O cágado do Steinbeck
Sempre que não consigo escrever penso no andar do cágado que o John Steinbeck escreveu. Está-se ali imenso tempo a ler sobre o andar do cágado, as pernas, o pescoço. Quando não consigo escrever penso nas cosias simples em que se pode escrever, como o andar do cágado. E olho para as paredes que têm gotas a descer, para as formas flutuantes que o fumo do cigarro que repousa no cinzeiro cheio faz. Em que é que eu podia escrever.
Gosto de voltar ao fumo do cigarro, gosto ainda de imaginar que tenho um cigarro entre os dedos, que o enrolo com um pouco de tabaco, um filtro e uma mortalha e dou a primeira baforada. Lembro-me dos anéis de fumo que fazia; gostava de abrir a janela do meu quarto e ficar a fumar do lado de fora, com as mãos e a cabeça ao frio enquanto o fumo expelido dos meus pulmões se misturava com o ar quente que expirava e se misturava tudo na atmosfera fria da noite.
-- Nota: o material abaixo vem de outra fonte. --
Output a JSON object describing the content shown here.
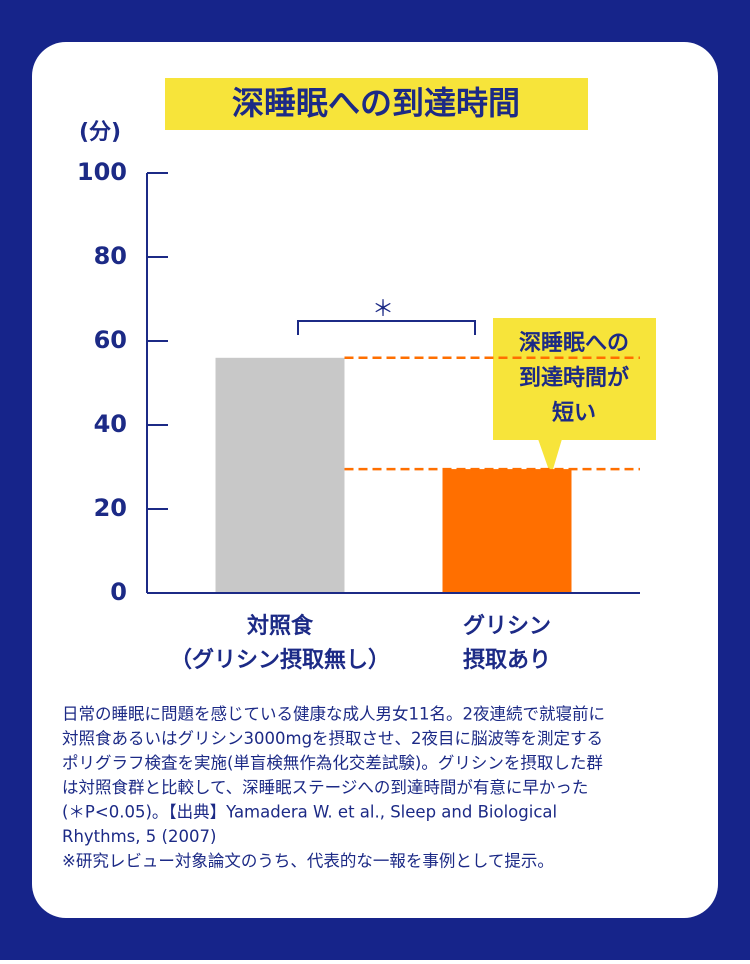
{
  "chart_data": {
    "type": "bar",
    "title": "深睡眠への到達時間",
    "y_label": "(分)",
    "categories": [
      [
        "対照食",
        "（グリシン摂取無し）"
      ],
      [
        "グリシン",
        "摂取あり"
      ]
    ],
    "values": [
      56,
      29.5
    ],
    "colors": [
      "#c8c8c8",
      "#ff6f00"
    ],
    "ylim": [
      0,
      100
    ],
    "yticks": [
      0,
      20,
      40,
      60,
      80,
      100
    ],
    "significance": "＊",
    "callout": [
      "深睡眠への",
      "到達時間が",
      "短い"
    ],
    "notes": [
      "日常の睡眠に問題を感じている健康な成人男女11名。2夜連続で就寝前に",
      "対照食あるいはグリシン3000mgを摂取させ、2夜目に脳波等を測定する",
      "ポリグラフ検査を実施(単盲検無作為化交差試験)。グリシンを摂取した群",
      "は対照食群と比較して、深睡眠ステージへの到達時間が有意に早かった",
      "(＊P<0.05)。【出典】Yamadera W. et al., Sleep and Biological",
      "Rhythms, 5 (2007)",
      "※研究レビュー対象論文のうち、代表的な一報を事例として提示。"
    ]
  }
}
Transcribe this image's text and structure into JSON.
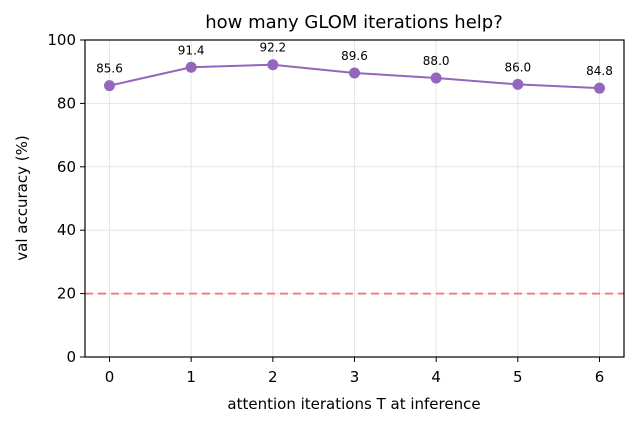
{
  "chart_data": {
    "type": "line",
    "title": "how many GLOM iterations help?",
    "xlabel": "attention iterations T at inference",
    "ylabel": "val accuracy (%)",
    "x": [
      0,
      1,
      2,
      3,
      4,
      5,
      6
    ],
    "xlim": [
      -0.3,
      6.3
    ],
    "ylim": [
      0,
      100
    ],
    "xticks": [
      0,
      1,
      2,
      3,
      4,
      5,
      6
    ],
    "yticks": [
      0,
      20,
      40,
      60,
      80,
      100
    ],
    "grid": true,
    "series": [
      {
        "values": [
          85.6,
          91.4,
          92.2,
          89.6,
          88.0,
          86.0,
          84.8
        ],
        "labels": [
          "85.6",
          "91.4",
          "92.2",
          "89.6",
          "88.0",
          "86.0",
          "84.8"
        ],
        "color": "#9467bd"
      }
    ],
    "reference_line": {
      "y": 20,
      "color": "#f08080",
      "style": "dashed"
    }
  }
}
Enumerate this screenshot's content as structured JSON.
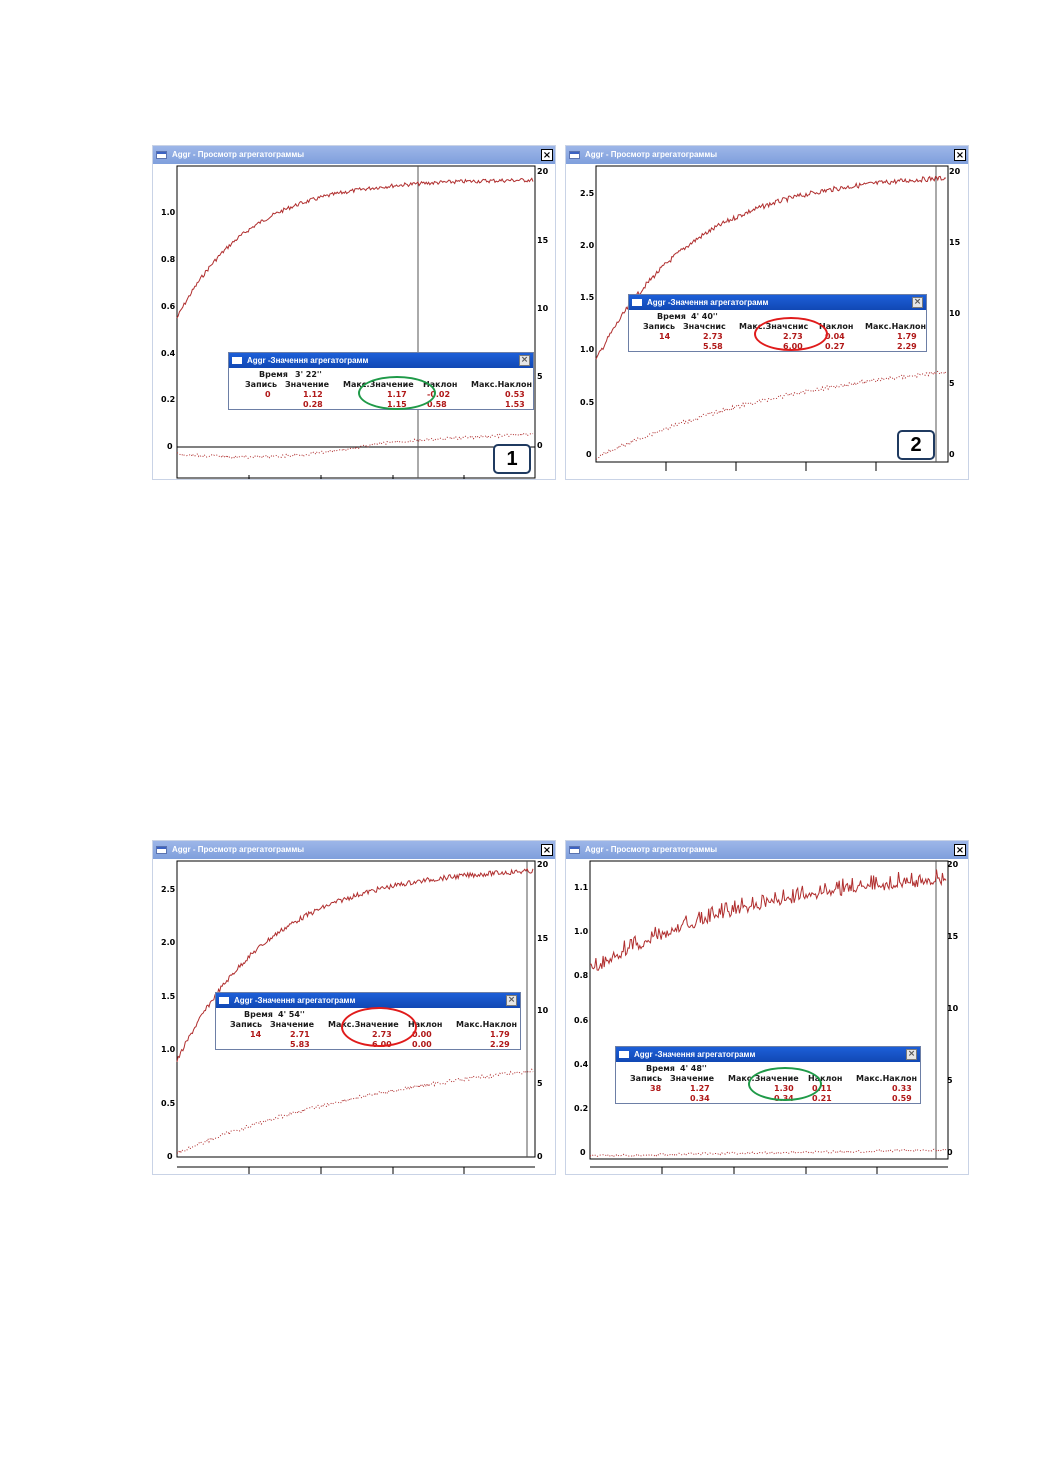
{
  "colors": {
    "curve": "#b02e2e",
    "dotted": "#b02e2e",
    "green_ellipse": "#1f9a48",
    "red_ellipse": "#e01b1b"
  },
  "windows": [
    {
      "title": "Aggr - Просмотр агрегатограммы",
      "close": "×",
      "y_left_ticks": [
        "1.0",
        "0.8",
        "0.6",
        "0.4",
        "0.2",
        "0"
      ],
      "y_right_ticks": [
        "20",
        "15",
        "10",
        "5",
        "0"
      ],
      "badge": "1",
      "dialog": {
        "title": "Aggr -Значення агрегатограмм",
        "close": "×",
        "time_label": "Время",
        "time_value": "3' 22''",
        "headers": [
          "Запись",
          "Значение",
          "Макс.Значение",
          "Наклон",
          "Макс.Наклон"
        ],
        "row1": [
          "0",
          "1.12",
          "1.17",
          "-0.02",
          "0.53"
        ],
        "row2": [
          "",
          "0.28",
          "1.15",
          "0.58",
          "1.53"
        ]
      },
      "highlight": "green"
    },
    {
      "title": "Aggr - Просмотр агрегатограммы",
      "close": "×",
      "y_left_ticks": [
        "2.5",
        "2.0",
        "1.5",
        "1.0",
        "0.5",
        "0"
      ],
      "y_right_ticks": [
        "20",
        "15",
        "10",
        "5",
        "0"
      ],
      "badge": "2",
      "dialog": {
        "title": "Aggr -Значення агрегатограмм",
        "close": "×",
        "time_label": "Время",
        "time_value": "4' 40''",
        "headers": [
          "Запись",
          "Значснис",
          "Макс.Значснис",
          "Наклон",
          "Макс.Наклон"
        ],
        "row1": [
          "14",
          "2.73",
          "2.73",
          "0.04",
          "1.79"
        ],
        "row2": [
          "",
          "5.58",
          "6.00",
          "0.27",
          "2.29"
        ]
      },
      "highlight": "red"
    },
    {
      "title": "Aggr - Просмотр агрегатограммы",
      "close": "×",
      "y_left_ticks": [
        "2.5",
        "2.0",
        "1.5",
        "1.0",
        "0.5",
        "0"
      ],
      "y_right_ticks": [
        "20",
        "15",
        "10",
        "5",
        "0"
      ],
      "badge": "",
      "dialog": {
        "title": "Aggr -Значення агрегатограмм",
        "close": "×",
        "time_label": "Время",
        "time_value": "4' 54''",
        "headers": [
          "Запись",
          "Значение",
          "Макс.Значение",
          "Наклон",
          "Макс.Наклон"
        ],
        "row1": [
          "14",
          "2.71",
          "2.73",
          "0.00",
          "1.79"
        ],
        "row2": [
          "",
          "5.83",
          "6.00",
          "0.00",
          "2.29"
        ]
      },
      "highlight": "red"
    },
    {
      "title": "Aggr - Просмотр агрегатограммы",
      "close": "×",
      "y_left_ticks": [
        "1.1",
        "1.0",
        "0.8",
        "0.6",
        "0.4",
        "0.2",
        "0"
      ],
      "y_right_ticks": [
        "20",
        "15",
        "10",
        "5",
        "0"
      ],
      "badge": "",
      "dialog": {
        "title": "Aggr -Значення агрегатограмм",
        "close": "×",
        "time_label": "Время",
        "time_value": "4' 48''",
        "headers": [
          "Запись",
          "Значение",
          "Макс.Значение",
          "Наклон",
          "Макс.Наклон"
        ],
        "row1": [
          "38",
          "1.27",
          "1.30",
          "0.11",
          "0.33"
        ],
        "row2": [
          "",
          "0.34",
          "0.34",
          "0.21",
          "0.59"
        ]
      },
      "highlight": "green"
    }
  ]
}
Deixei de fumar. De vez em quando vou para a varanda e vejo a minha respiração a misturar-se com o resto do ar. Noutra altura estaria a fumar, às vezes oiço a canção que costumava ouvir quando ia fumar para janela. Oiço-a e vem-me à mão o cigarro fininho, acabado de enrolar, colado com saliva, vem-me aos pulmões o fumo. Mas deixei de fumar.
O cágado do Steinbeck puxa lentamente os fios da criatividade e há mais algumas que foram escritas desde que ele começou. Neste exercício, já muitos temas explorei: o da gota de humidade, os das teias de aranha e hoje mesmo tinha pensado no sujo que está o chão do meu quarto; quando me apoiei coma s mãos no chão e fiquei com as pontas dos dedos cheias de pó. E depois a mão completa.
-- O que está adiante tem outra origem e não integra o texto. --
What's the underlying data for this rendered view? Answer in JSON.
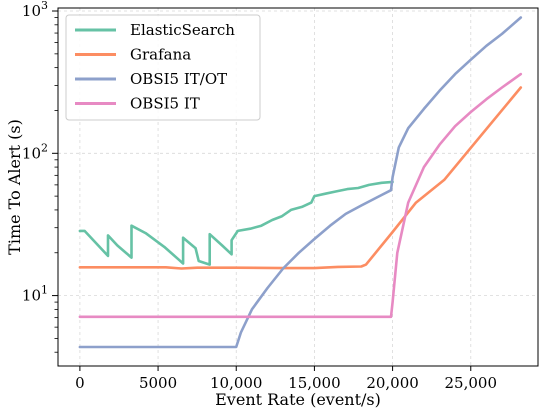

Lembrei-me de falar dos dedos dos meus pés, mas são tão feios, quem é que quereria ler sobre eles?
Acabei por oferecer os louros ao justo tema vencedor, ao do Cágado, aquele que me acompanha ans horas difíceis, procurando e vasculhando gavetas e cómodas incómodas na minha cabeça: hoje lembrei-me do amor, mas sinto-me demasiado ansioso. Fica o cágado que continua a puxar lentamente o fio das palavras, como se fizesse um gigantesco colar de missangas e as tivesse a puxar, uma a uma. Uma palavra, uma sílaba e ideia. Fica assim por hoje.